De minister heeft zich niet ten onrechte op het standpunt gesteld dat de wisselende verklaring over de leeftijd waarop eiser ontdekte dat hij op mannen viel afbreuk doet aan de gestelde gerichtheid. De minister heeft rekening gehouden met de geheugenproblemen van eiser en met het Medifirst-advies. Uit het Medifirst-advies volgt dat eiser geen exacte data kan benoemen, daarom wordt dat ook niet verwacht van eiser en is het niet kunnen noemen van specifieke data niet tegengeworpen. Eiser heeft echter tegenstrijdig verklaard op welke leeftijd hij achter zijn homoseksuele gerichtheid kwam. In het nader gehoor heeft eiser herhaaldelijk verklaard dat hij op 14-jarige leeftijd erachter kwam dat hij op mannen viel. [22] Dit is bevestigd in de correcties en aanvullingen van 17 november 2022. Tijdens het aanvullend gehoor verklaard eiser echter dat hij op 12-jarige leeftijd erachter kwam dat hij op mannen viel. [23] In de correcties en aanvullingen op het aanvullend gehoor van 6 oktober 2023 wordt hetzelfde gesteld. Eiser heeft daarbij niet inzichtelijk gemaakt waarom zijn verklaringen hierover anders zijn. De minister mag daarom deze tegenstrijdigheid tegenwerpen.

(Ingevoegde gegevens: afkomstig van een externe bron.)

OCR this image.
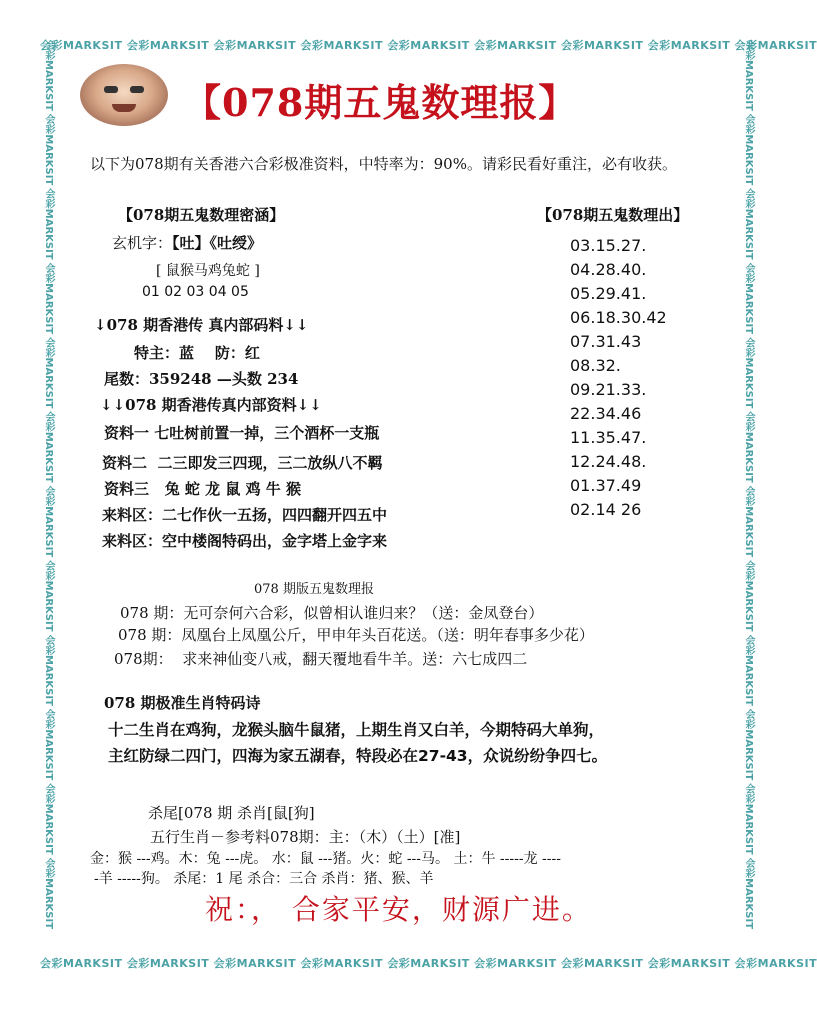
会彩MARKSIT 会彩MARKSIT 会彩MARKSIT 会彩MARKSIT 会彩MARKSIT 会彩MARKSIT 会彩MARKSIT 会彩MARKSIT 会彩MARKSIT
会彩MARKSIT 会彩MARKSIT 会彩MARKSIT 会彩MARKSIT 会彩MARKSIT 会彩MARKSIT 会彩MARKSIT 会彩MARKSIT 会彩MARKSIT
会彩MARKSIT 会彩MARKSIT 会彩MARKSIT 会彩MARKSIT 会彩MARKSIT 会彩MARKSIT 会彩MARKSIT 会彩MARKSIT 会彩MARKSIT 会彩MARKSIT 会彩MARKSIT 会彩MARKSIT
会彩MARKSIT 会彩MARKSIT 会彩MARKSIT 会彩MARKSIT 会彩MARKSIT 会彩MARKSIT 会彩MARKSIT 会彩MARKSIT 会彩MARKSIT 会彩MARKSIT 会彩MARKSIT 会彩MARKSIT
【078期五鬼数理报】
以下为078期有关香港六合彩极准资料，中特率为：90%。请彩民看好重注，必有收获。
【078期五鬼数理密涵】
玄机字：【吐】《吐绶》
[ 鼠猴马鸡兔蛇 ]
01 02 03 04 05
↓078 期香港传 真内部码料↓↓
特主：蓝 防：红
尾数：359248 —头数 234
↓↓078 期香港传真内部资料↓↓
资料一 七吐树前置一掉，三个酒杯一支瓶
资料二 二三即发三四现，三二放纵八不羁
资料三 兔 蛇 龙 鼠 鸡 牛 猴
来料区：二七作伙一五扬，四四翻开四五中
来料区：空中楼阁特码出，金字塔上金字来
【078期五鬼数理出】
03.15.27.
04.28.40.
05.29.41.
06.18.30.42
07.31.43
08.32.
09.21.33.
22.34.46
11.35.47.
12.24.48.
01.37.49
02.14 26
078 期版五鬼数理报
078 期：无可奈何六合彩，似曾相认谁归来？（送：金凤登台）
078 期：凤凰台上凤凰公斤，甲申年头百花送。（送：明年春事多少花）
078期： 求来神仙变八戒，翻天覆地看牛羊。送：六七成四二
078 期极准生肖特码诗
十二生肖在鸡狗，龙猴头脑牛鼠猪，上期生肖又白羊，今期特码大单狗，
主红防绿二四门，四海为家五湖春，特段必在27-43，众说纷纷争四七。
杀尾[078 期 杀肖[鼠[狗]
五行生肖－参考料078期：主：（木）（土）[准]
金：猴 ---鸡。木：兔 ---虎。 水：鼠 ---猪。火：蛇 ---马。 土：牛 -----龙 ----
-羊 -----狗。 杀尾：1 尾 杀合：三合 杀肖：猪、猴、羊
祝：， 合家平安，财源广进。
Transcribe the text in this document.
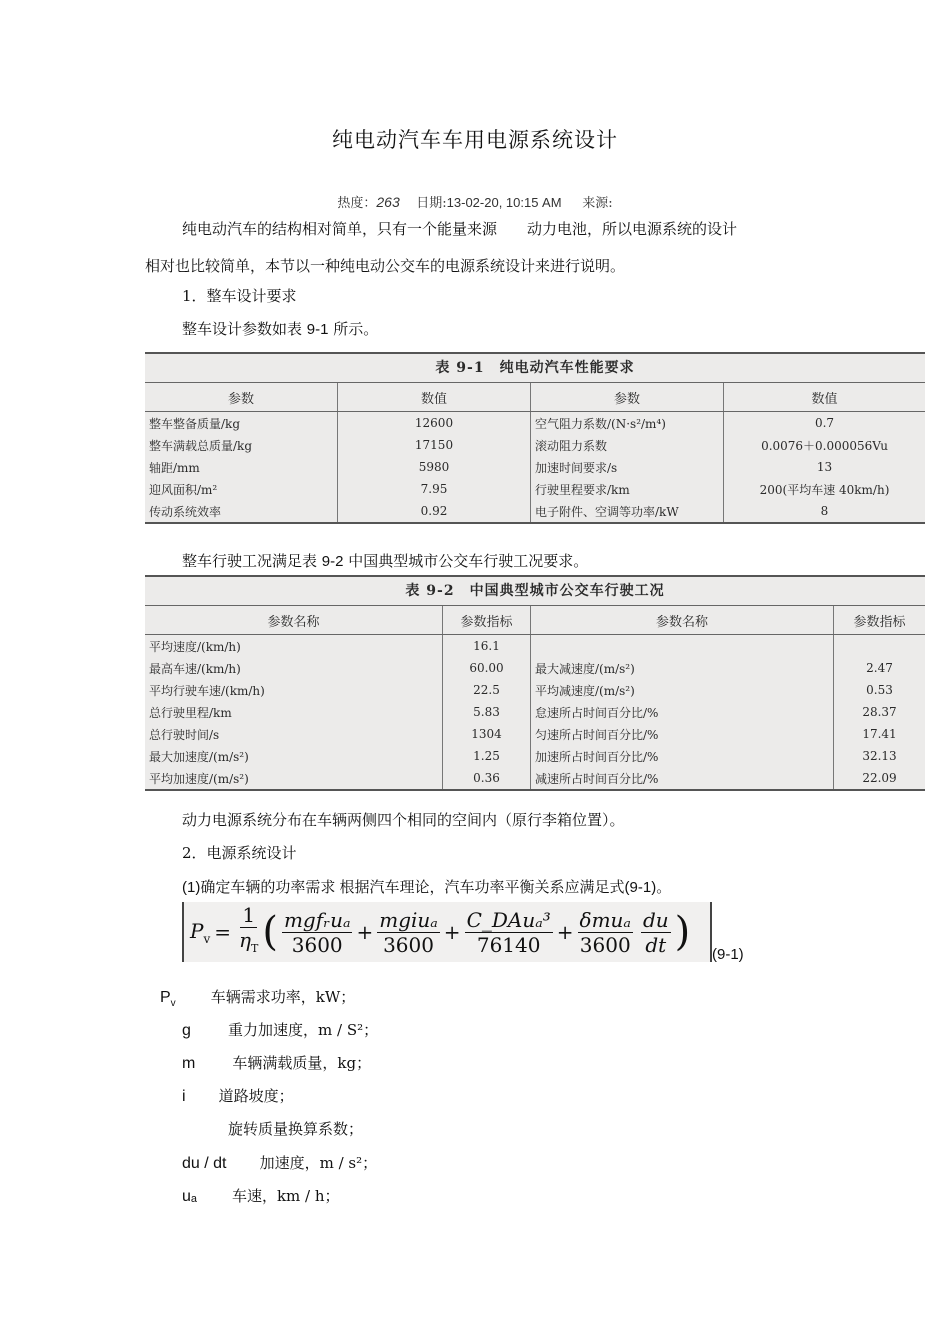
纯电动汽车车用电源系统设计
热度：263 日期:13-02-20, 10:15 AM 来源:
纯电动汽车的结构相对简单，只有一个能量来源　　动力电池，所以电源系统的设计
相对也比较简单，本节以一种纯电动公交车的电源系统设计来进行说明。
1．整车设计要求
整车设计参数如表 9-1 所示。
表 9-1　纯电动汽车性能要求
参数	数值	参数	数值
整车整备质量/kg	12600	空气阻力系数/(N·s²/m⁴)	0.7
整车满载总质量/kg	17150	滚动阻力系数	0.0076＋0.000056Vu
轴距/mm	5980	加速时间要求/s	13
迎风面积/m²	7.95	行驶里程要求/km	200(平均车速 40km/h)
传动系统效率	0.92	电子附件、空调等功率/kW	8
整车行驶工况满足表 9-2 中国典型城市公交车行驶工况要求。
表 9-2　中国典型城市公交车行驶工况
参数名称	参数指标	参数名称	参数指标
平均速度/(km/h)	16.1		
最高车速/(km/h)	60.00	最大减速度/(m/s²)	2.47
平均行驶车速/(km/h)	22.5	平均减速度/(m/s²)	0.53
总行驶里程/km	5.83	怠速所占时间百分比/%	28.37
总行驶时间/s	1304	匀速所占时间百分比/%	17.41
最大加速度/(m/s²)	1.25	加速所占时间百分比/%	32.13
平均加速度/(m/s²)	0.36	减速所占时间百分比/%	22.09
动力电源系统分布在车辆两侧四个相同的空间内（原行李箱位置）。
2．电源系统设计
(1)确定车辆的功率需求 根据汽车理论，汽车功率平衡关系应满足式(9-1)。
$P_v = \frac{1}{\eta_T}$ ( $\frac{\text{mgfᵣuₐ}}{3600} + \frac{\text{mgiuₐ}}{3600} + \frac{\text{C\_DAuₐ³}}{76140} + \frac{\text{δmuₐ}}{3600} \frac{du}{dt}$ ) (9-1)
$P_v$ 车辆需求功率，kW；
g 重力加速度，m / S²；
m 车辆满载质量，kg；
i 道路坡度；
旋转质量换算系数；
du / dt 加速度，m / s²；
uₐ 车速，km / h；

Summiere verklaringen over ex-vriend
11. Eiser voert aan dat de minister ten onrechte heeft gesteld dat de verklaringen over zijn ex-vriend te summier zijn. Zoals eiser heeft verklaard was het voor zowel hem als zijn ex-vriend de eerste relatie, zij moesten hun relatie geheimhouden en konden niet vrij over hun gevoelens praten. Eiseres ex-vriend was de enige die hem en zijn gevoelens begreep. Verder heeft eiser uitgebreid verklaard over zijn eerste seksuele ervaring met zijn ex-vriend en de gebeurtenissen onder de douche. De gestelde vragen heeft eiser beantwoord, meer kan van hem niet worden verwacht.
11.1.
Naar het oordeel van de rechtbank stelt de minister niet ten onrechte dat eiser summier, oppervlakkig en wisselend heeft verklaard over zijn relatie met zijn ex-vriend. Eiser heeft namelijk wisselend verklaard over wanneer hij zijn ex-vriend leerde kennen en wanneer de relatie begon. [24] Zo verklaart eiser herhaaldelijk dat hij zijn ex-vriend in 2009 leerde kennen en dat hij 14 jaar oud was toen de relatie begon. In de correcties en aanvullingen van het nader gehoor wordt gesteld dat eiser zijn ex-vriend kende vanaf zijn 9e of 10e levensjaar, dus rond het jaar 2004 of 2005. Niet valt in te zien dat eiser in eerste instantie verklaart dat hij zijn ex-vriend in 2009 leerde kennen, toen hij 14 jaar oud was en vervolgens in de correcties en aanvullingen aangeeft dat hij zijn vriend leerde kennen toen hij 9 of 10 jaar oud was. De minister mag van eiser verwachten dat hij meer kan vertellen over wanneer de omgang met zijn ex-vriend startte en wanneer de relatie begon, dit is namelijk een belangrijk onderdeel van het asielrelaas. Verder zijn de verklaringen van eiser over wat hij leuk of minder leuk vindt aan zijn ex-vriend ook summier. Zo geeft eiser aan dat hij het gedrag van zijn ex-vriend leuk vindt. Nadat om toelichting werd gevraagd verklaarde eiser dat hij het spelen en lachen leuk vond en niets niet leuk vond aan zijn ex-vriend. [25] De minister mag van eiser verwachten dat hij inzicht kan geven in wat hem aantrok vooral omdat eiser heeft verklaard dat hij zijn ex-vriend langere tijd kent en een hechte band met elkaar hebben. De gegeven antwoorden zijn oppervlakkig en geven geen inzicht in waarom eiser zich aangetrokken voelde tot zijn ex-vriend en waarom het meer zou zijn dan enkel een goede vriendschap. Later heeft eiser gesteld dat hij zichzelf kon zijn bij zijn ex-vriend, veel aan hem dacht, afgeleid was van andere zaken nadat zij elkaar hadden gezien en eiser opgewonden van hem werd. Ook heeft eiser verklaard dat zijn ex-vriend zijn eerste liefde was en dat het in die periode nog altijd verboden was om die gevoelens te hebben. De minister stelt niet ten onrechte dat deze stellingen opnieuw algemene en oppervlakkige verklaringen zijn. Er wordt geen inzicht gegeven in wat eiser zoal voelde en op welke manier hij de afleiding merkte.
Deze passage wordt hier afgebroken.